Monday, December 06, 2004

Why Passport failed UPDATE 12/7

Ping ID's Eric Norlin comments on Kim Cameron's 3rd law include the idea that Microsoft's Passport may have failed as a generalized identity system simply because it was hosted by Microsoft, not by some other third party ("people wouldn't accept it because of the microsoft stigma").

Cameron replies that "There are somewhere near 200 million active Passport accounts." But these are people who are already dealing with Microsoft - with MSN or Hotmail, for example. There are many, many people to whom any of those services are anathema. Passport was doomed from the start.

Both Kim and Eric also appear to equate the somewhat open source Sxip network with Passport but there is a major difference. Sxip itself does not hold users' identity data. Rather, it acts as a verification and validation service for third party servers which hold users' identity data. Its a different way of approaching the same problem, but its far too early to tell if it will get any traction.

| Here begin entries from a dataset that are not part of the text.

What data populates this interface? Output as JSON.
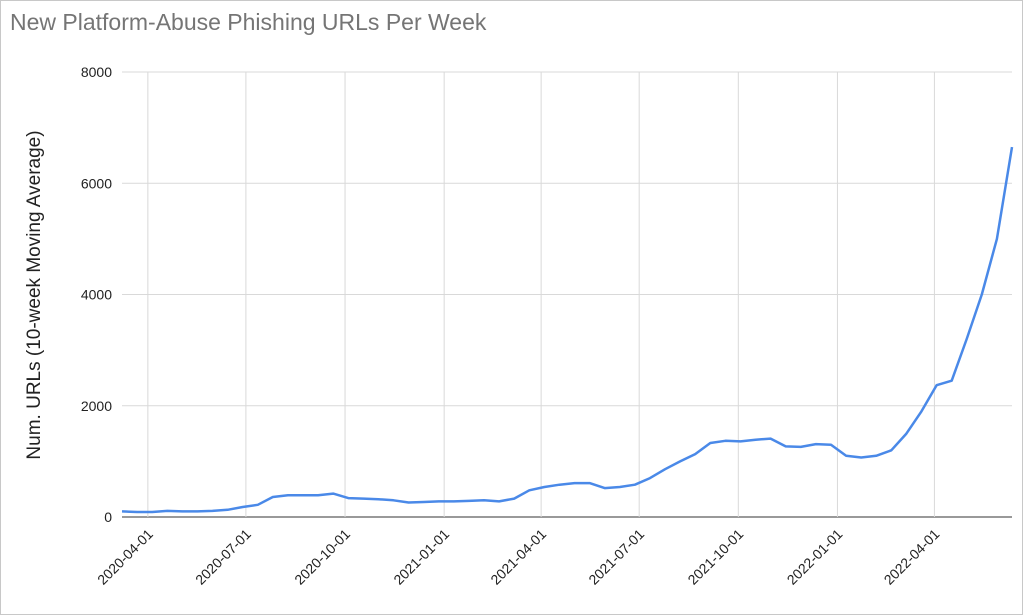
{
  "chart_data": {
    "type": "line",
    "title": "New Platform-Abuse Phishing URLs Per Week",
    "y_label": "Num. URLs (10-week Moving Average)",
    "color": "#4a89e8",
    "grid": true,
    "x": [
      "2020-03-08",
      "2020-03-22",
      "2020-04-05",
      "2020-04-19",
      "2020-05-03",
      "2020-05-17",
      "2020-05-31",
      "2020-06-14",
      "2020-06-28",
      "2020-07-12",
      "2020-07-26",
      "2020-08-09",
      "2020-08-23",
      "2020-09-06",
      "2020-09-20",
      "2020-10-04",
      "2020-10-18",
      "2020-11-01",
      "2020-11-15",
      "2020-11-29",
      "2020-12-13",
      "2020-12-27",
      "2021-01-10",
      "2021-01-24",
      "2021-02-07",
      "2021-02-21",
      "2021-03-07",
      "2021-03-21",
      "2021-04-04",
      "2021-04-18",
      "2021-05-02",
      "2021-05-16",
      "2021-05-30",
      "2021-06-13",
      "2021-06-27",
      "2021-07-11",
      "2021-07-25",
      "2021-08-08",
      "2021-08-22",
      "2021-09-05",
      "2021-09-19",
      "2021-10-03",
      "2021-10-17",
      "2021-10-31",
      "2021-11-14",
      "2021-11-28",
      "2021-12-12",
      "2021-12-26",
      "2022-01-09",
      "2022-01-23",
      "2022-02-06",
      "2022-02-20",
      "2022-03-06",
      "2022-03-20",
      "2022-04-03",
      "2022-04-17",
      "2022-05-01",
      "2022-05-15",
      "2022-05-29",
      "2022-06-12"
    ],
    "values": [
      100,
      90,
      90,
      110,
      100,
      100,
      110,
      130,
      180,
      220,
      360,
      390,
      390,
      390,
      420,
      340,
      330,
      320,
      300,
      260,
      270,
      280,
      280,
      290,
      300,
      280,
      330,
      480,
      540,
      580,
      610,
      610,
      520,
      540,
      580,
      700,
      860,
      1000,
      1130,
      1330,
      1370,
      1360,
      1390,
      1410,
      1270,
      1260,
      1310,
      1300,
      1100,
      1070,
      1100,
      1200,
      1500,
      1900,
      2370,
      2450,
      3200,
      4000,
      5000,
      6650
    ],
    "xlim": [
      "2020-03-08",
      "2022-06-12"
    ],
    "xticks": [
      "2020-04-01",
      "2020-07-01",
      "2020-10-01",
      "2021-01-01",
      "2021-04-01",
      "2021-07-01",
      "2021-10-01",
      "2022-01-01",
      "2022-04-01"
    ],
    "ylim": [
      0,
      8000
    ],
    "yticks": [
      0,
      2000,
      4000,
      6000,
      8000
    ]
  }
}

UPDATE: Dick Hardt (of SXIP) has just posted a look at Passport from a vendor's perspective (he attempted to implement it at ActiveState) and demonstrates why it got no traction on that end, either.

Comments:
Please read my post on SXIP - it clearly differentiates SXIP from passport.
 
Perhaps I was a bit too facile in saying you & Norlin "equated" SXIP to Passport, but it really is just Passport with another layer of indirection, n'est-ce pas?